In tumor cases, several fiber bundles are displaced, destroyed, or infiltrate the tumor zone. For surgical planning, it is important to have the best estimation of the bundles near the tumor and in the edema. In neurosurgical tractography, DTI is the clinical standard and most used tractography method in publications. DTI does not correctly estimate local crossing fibers and is limited by edema contamination. In this work, we compare 4 tracking algorithms (DTI, HARDI deterministic, probabilistic, a new probabilistic edema-informed) applied to tumor cases, show differences and advise on the choice of tractography algorithm to be used in neurosurgical cases.
In this study, 5 tumor cases were selected. Table 1 summarizes the tumor type for each subject. Four subjects were acquired on a 1.5T MRI (Siemens, Magnetom), acquiring a 1mm T1-weighted image, dMRI with 64 directions distributed at b=1000 mm2/s and one b=0 image. One subject was done on a 3T MRI (Philips, Ingenia) with an isotropic 1mm T1 weighted image and a dMRI with 64 directions distributed at b=1500mm2/s, and one b=0 image and a reversed phase encoded b=0 image. The preprocessing performed on the dMRI (denoising, topup/eddy, N4 bias correction, DTI and fODF2,3 metrics) and the T1 (denoising, N4 correction, registration, tissue segmentation) is based on healthy subject algorithms4,5,6,7,8. For each subject, the edema and tumor regions were manually segmented and validated by our neurosurgeon.
Three tracking algorithms often used in healthy and neurosurgery cases were performed: DTI9, multi-peak (with the maxima extracted from the fODF)10, local fODF probabilistic tractography2,3 and one probabilistic tractography algorithm developed for tumor cases: Edema-informed anatomically constrained particle filter tractography (EI-PFT)11. The 4 tracking techniques use the same, step size, angular constraint and seeding mask as the sum of the edema and the white matter (WM) mask, with 5 seeds per voxels. Then, DTI, multi-peak and local fODF tracking use the sum of the WM and edema masks as the tracking mask. The EI-PFT uses the include and exclude maps to implement the anatomical constraints11,12.
For each tracking algorithm, fiber bundles were automatically extracted to evaluate the quality of the tractography. They were also visualized and selected if they were near or traversing the edema region. The fiber bundle extraction is performed with Recobundle13 and extracts 32 large WM bundles.
In Figure 1, the left inferior longitudinal fasciculus (ILF) and left arcuate fasciculus (AF) are displayed for each tracking method for the subject 5. The bottom part of the AF is impacted by the core of the tumor. The expected ILF shape was not recovered due to tumor deformation. The core of the tumor pushes the ILF or destroys a part of the ILF. For DTI tracking, the ILF and AF have a wrong shape (lack of fanning and bending respectively). For the multi-peak tracking, the shape of the ILF and AF is also wrong. Now for the local fODF and the EI-PFT tracking, the two bundles have an anatomically coherent shape.
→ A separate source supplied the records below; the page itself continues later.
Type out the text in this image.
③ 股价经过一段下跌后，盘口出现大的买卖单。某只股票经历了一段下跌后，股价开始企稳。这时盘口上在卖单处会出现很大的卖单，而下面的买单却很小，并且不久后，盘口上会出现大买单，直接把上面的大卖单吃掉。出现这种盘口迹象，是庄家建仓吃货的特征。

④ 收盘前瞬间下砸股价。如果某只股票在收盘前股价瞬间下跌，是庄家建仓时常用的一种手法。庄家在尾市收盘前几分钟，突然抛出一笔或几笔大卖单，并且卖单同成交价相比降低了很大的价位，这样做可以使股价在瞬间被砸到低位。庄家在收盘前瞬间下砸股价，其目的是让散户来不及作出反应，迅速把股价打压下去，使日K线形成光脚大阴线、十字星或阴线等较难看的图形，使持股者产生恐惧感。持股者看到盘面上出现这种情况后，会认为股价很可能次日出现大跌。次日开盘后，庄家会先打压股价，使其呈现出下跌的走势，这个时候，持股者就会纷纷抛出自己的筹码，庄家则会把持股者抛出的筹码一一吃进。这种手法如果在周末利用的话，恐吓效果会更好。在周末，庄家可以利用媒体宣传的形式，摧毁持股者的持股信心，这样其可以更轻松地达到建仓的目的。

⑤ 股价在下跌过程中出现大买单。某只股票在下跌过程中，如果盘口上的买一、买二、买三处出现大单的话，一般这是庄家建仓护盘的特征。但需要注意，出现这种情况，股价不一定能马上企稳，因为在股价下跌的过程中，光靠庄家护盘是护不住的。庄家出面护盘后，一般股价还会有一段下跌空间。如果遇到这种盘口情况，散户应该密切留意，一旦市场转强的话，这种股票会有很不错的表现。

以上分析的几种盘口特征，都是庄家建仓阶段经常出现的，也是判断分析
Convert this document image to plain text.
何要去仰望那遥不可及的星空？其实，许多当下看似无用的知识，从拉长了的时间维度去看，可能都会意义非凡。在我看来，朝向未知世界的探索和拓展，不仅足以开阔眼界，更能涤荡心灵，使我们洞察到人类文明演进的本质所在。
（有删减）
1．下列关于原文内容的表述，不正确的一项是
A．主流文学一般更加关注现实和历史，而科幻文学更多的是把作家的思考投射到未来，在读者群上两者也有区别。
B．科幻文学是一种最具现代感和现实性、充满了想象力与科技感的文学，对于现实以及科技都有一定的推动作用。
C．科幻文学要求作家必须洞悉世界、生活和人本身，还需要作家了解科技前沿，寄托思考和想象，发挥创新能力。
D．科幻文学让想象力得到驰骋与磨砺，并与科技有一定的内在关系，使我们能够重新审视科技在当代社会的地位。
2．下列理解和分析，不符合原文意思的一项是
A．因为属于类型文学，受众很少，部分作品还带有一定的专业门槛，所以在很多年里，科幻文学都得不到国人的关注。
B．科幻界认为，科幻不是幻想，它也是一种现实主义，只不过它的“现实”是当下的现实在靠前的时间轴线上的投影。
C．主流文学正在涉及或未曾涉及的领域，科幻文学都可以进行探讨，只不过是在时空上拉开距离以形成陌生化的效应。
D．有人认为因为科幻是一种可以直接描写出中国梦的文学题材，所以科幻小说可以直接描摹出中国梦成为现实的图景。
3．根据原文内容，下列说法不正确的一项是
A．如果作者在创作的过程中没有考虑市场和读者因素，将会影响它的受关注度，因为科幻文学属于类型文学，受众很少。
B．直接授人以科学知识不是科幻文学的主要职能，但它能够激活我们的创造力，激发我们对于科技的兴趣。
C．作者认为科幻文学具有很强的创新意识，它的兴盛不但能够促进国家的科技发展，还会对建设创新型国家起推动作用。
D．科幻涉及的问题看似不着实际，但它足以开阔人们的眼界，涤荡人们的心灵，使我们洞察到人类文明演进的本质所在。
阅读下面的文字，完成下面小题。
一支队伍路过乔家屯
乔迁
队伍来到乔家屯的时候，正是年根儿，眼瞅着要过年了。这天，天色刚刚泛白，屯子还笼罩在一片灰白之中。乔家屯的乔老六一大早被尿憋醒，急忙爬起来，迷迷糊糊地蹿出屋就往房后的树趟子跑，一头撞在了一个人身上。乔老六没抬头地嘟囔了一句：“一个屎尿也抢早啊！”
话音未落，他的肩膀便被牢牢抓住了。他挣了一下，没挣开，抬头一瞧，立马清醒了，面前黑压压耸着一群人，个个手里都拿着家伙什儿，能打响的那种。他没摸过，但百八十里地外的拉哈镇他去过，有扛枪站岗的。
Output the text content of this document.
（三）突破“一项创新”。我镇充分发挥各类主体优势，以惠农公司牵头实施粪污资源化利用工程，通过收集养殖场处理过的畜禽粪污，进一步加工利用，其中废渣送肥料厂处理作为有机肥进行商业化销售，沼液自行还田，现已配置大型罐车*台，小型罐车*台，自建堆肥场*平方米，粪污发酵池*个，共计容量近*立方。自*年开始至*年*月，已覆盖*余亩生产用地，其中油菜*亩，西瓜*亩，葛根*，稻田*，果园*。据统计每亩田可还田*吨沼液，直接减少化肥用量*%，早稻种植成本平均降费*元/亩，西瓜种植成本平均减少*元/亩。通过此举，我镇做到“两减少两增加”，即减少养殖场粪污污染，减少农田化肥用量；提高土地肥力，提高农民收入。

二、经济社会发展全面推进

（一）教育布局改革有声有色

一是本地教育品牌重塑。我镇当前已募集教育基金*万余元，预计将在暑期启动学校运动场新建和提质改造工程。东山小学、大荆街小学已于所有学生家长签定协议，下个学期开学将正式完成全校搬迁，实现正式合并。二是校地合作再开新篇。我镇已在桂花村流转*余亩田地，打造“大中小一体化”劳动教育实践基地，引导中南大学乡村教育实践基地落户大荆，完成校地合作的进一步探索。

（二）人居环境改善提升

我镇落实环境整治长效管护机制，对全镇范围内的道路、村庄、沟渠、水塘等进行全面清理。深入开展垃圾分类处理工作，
To compare the local fODF and EI-PFT tracking, the part of bundles near the tumor core and in the edema are analyzed. In Figure 2.A, streamlines from local fODF tracking are stopped by the tumor (in the circle) and unable to terminate at the cortex. In Figure 2.B, the EI-PFT tracking shows less streamlines that are stopped by the tumor and the streamlines connect the cortex, by the design of EI-PFT with ACT.
In Figure 3, for the subject 5, the volume of the bundles that are in the edema is computed. The volume of the local fODF tracking is higher than the volume of the EI-PFT tracking. The volume of the DTI and multi-peak tracking is low. In Figure 4, the volume of the association and projection fibers across the 5 subjects confirm the volume pattern shown in Figure 3.